Jonathan Ellis - Analyst
If we could just turn our attention quickly to acquisitions, Frank, I think you mentioned that the pipeline is greater than $50 million in total. I'm just hoping for some clarification, because I know previously you had talked about a pipeline domestically of $50 million. So I'm just hoping you could give me a sense for whether the pipeline domestically is still $50 million or that has changed at all?
Frank ten Brink - EVP, CFO, Chief Administrative Officer
No, that number is kind of, as we said before, a North America pipeline.
Jonathan Ellis - Analyst
On the international acquisitions, would you be able to tell us which countries those were in?
Frank ten Brink - EVP, CFO, Chief Administrative Officer
They were predominantly in Latin America.
Jonathan Ellis - Analyst
Last question I have, just on the pipeline internationally -- I know you don't give specific numbers on the total size. But wondering if you could talk at all about whether the pipeline is tilted more towards Europe versus Latin America?

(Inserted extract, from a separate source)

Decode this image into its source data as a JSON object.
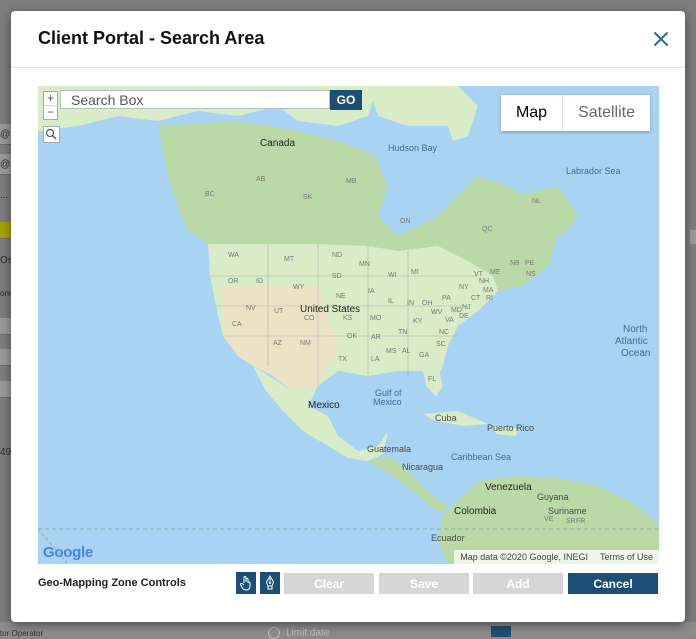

Frank ten Brink - EVP, CFO, Chief Administrative Officer
Really, we don't go in details. We look where the opportunities are, and then when they come, you will hear about them.
Operator
Greg Halter, Great Lakes Review.
Greg Halter - Analyst
Thank you for taking the (technical difficulty). Can you hear me?
Frank ten Brink - EVP, CFO, Chief Administrative Officer
No.
Greg Halter - Analyst
(inaudible).
Frank ten Brink - EVP, CFO, Chief Administrative Officer
You are coming in and out on your phone.
Greg Halter - Analyst
Okay, try again?
Frank ten Brink - EVP, CFO, Chief Administrative Officer
No, or if you have questions, if it's easier for you on a land line, don't hesitate to call me later.
Greg Halter - Analyst
Okay, thank you.
Operator
Ryan Daniels, William Blair & Company.
Ryan Daniels - Analyst
Just one quick follow-up on the Steri.Safe programs. Can you give us the percentage of customers on the premium service now, given the strength in the quarter of signing up new [participants] at that level directly?
Rich Kogler - EVP, COO
Yes, it's actually about 19.9%, almost 20% now.
Operator
Debra Wing, American Insurance.
Debra Wing - Analyst
I was wondering if you'd give me more of a picture of the structure of the returns business. Does it vary by individual products? I guess I'm thinking it should.

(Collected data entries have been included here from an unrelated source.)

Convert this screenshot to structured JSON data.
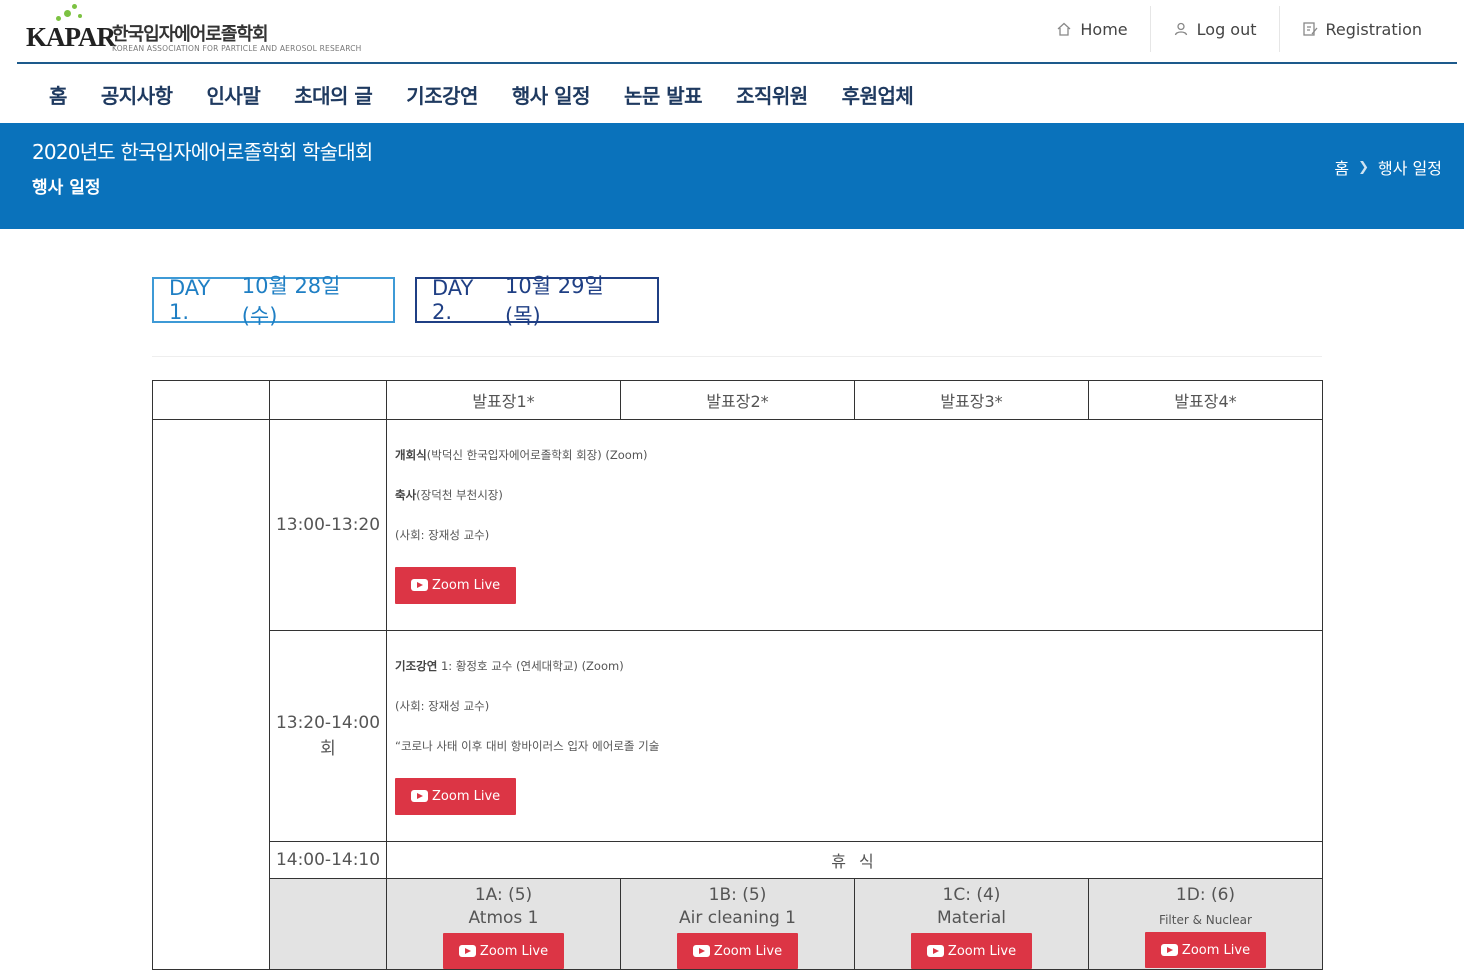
{
  "header": {
    "logo_text": "KAPAR",
    "logo_kr": "한국입자에어로졸학회",
    "logo_en": "KOREAN ASSOCIATION FOR PARTICLE AND AEROSOL RESEARCH",
    "util": [
      {
        "label": "Home",
        "icon": "home-icon"
      },
      {
        "label": "Log out",
        "icon": "user-icon"
      },
      {
        "label": "Registration",
        "icon": "edit-icon"
      }
    ],
    "accent": "#1d5a8c"
  },
  "nav": [
    "홈",
    "공지사항",
    "인사말",
    "초대의 글",
    "기조강연",
    "행사 일정",
    "논문 발표",
    "조직위원",
    "후원업체"
  ],
  "banner": {
    "title": "2020년도 한국입자에어로졸학회 학술대회",
    "subtitle": "행사 일정",
    "breadcrumb": [
      "홈",
      "행사 일정"
    ],
    "color": "#0a72bb"
  },
  "days": [
    {
      "day": "DAY 1.",
      "date": "10월 28일 (수)"
    },
    {
      "day": "DAY 2.",
      "date": "10월 29일 (목)"
    }
  ],
  "schedule": {
    "halls": [
      "발표장1*",
      "발표장2*",
      "발표장3*",
      "발표장4*"
    ],
    "rows": [
      {
        "time": "13:00-13:20",
        "lines": [
          {
            "bold": "개회식",
            "text": "(박덕신 한국입자에어로졸학회 회장) (Zoom)"
          },
          {
            "bold": "축사",
            "text": "(장덕천 부천시장)"
          },
          {
            "bold": "",
            "text": "(사회: 장재성 교수)"
          }
        ],
        "button": "Zoom Live"
      },
      {
        "time": "13:20-14:00",
        "time2": "회",
        "lines": [
          {
            "bold": "기조강연",
            "text": " 1: 황정호 교수 (연세대학교) (Zoom)"
          },
          {
            "bold": "",
            "text": "(사회: 장재성 교수)"
          },
          {
            "bold": "",
            "text": "“코로나 사태 이후 대비 항바이러스 입자 에어로졸 기술"
          }
        ],
        "button": "Zoom Live"
      }
    ],
    "break_time": "14:00-14:10",
    "break_label": "휴 식",
    "sessions": [
      {
        "code": "1A:",
        "count": "(5)",
        "name": "Atmos 1",
        "button": "Zoom Live"
      },
      {
        "code": "1B:",
        "count": "(5)",
        "name": "Air cleaning 1",
        "button": "Zoom Live"
      },
      {
        "code": "1C:",
        "count": "(4)",
        "name": "Material",
        "button": "Zoom Live"
      },
      {
        "code": "1D:",
        "count": "(6)",
        "name": "Filter & Nuclear",
        "button": "Zoom Live"
      }
    ]
  }
}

Then, is there a difference in the margin structure between cross products? What do you think is like the highest margin you could get?
Mark Miller - President, CEO, Director
Well, several things. First of all, the margins, we believe, in the business, our objective is to be able to build out our profile and get to where we have well north of 20% EBIT margins. Based on the evidence that we've seen, I think that's very achievable. The margins are really driven a lot by what type of services are in the offering.
So it isn't something where you'd say, okay, a product that is an OTC that has the following characteristics is going to be a margin of X and a medical device is going to be a margin of Y or the like. It's going to be driven by what is the full complement of activities that we do. Typically, we think we can get to corporate margin levels and above, over time.
Operator
(OPERATOR INSTRUCTIONS). I am showing no questions at this time. I'd like to hand the conference back over to the panel for any closing remarks.
Mark Miller - President, CEO, Director
We thank everybody for your attention and participation. It has really been an exciting quarter and a lot of great things to come. So I look forward to speaking to you soon. Take care.
Operator
Ladies and gentlemen, thank you for participating in today's conference. This concludes our program for today. You may all disconnect and have a wonderful day.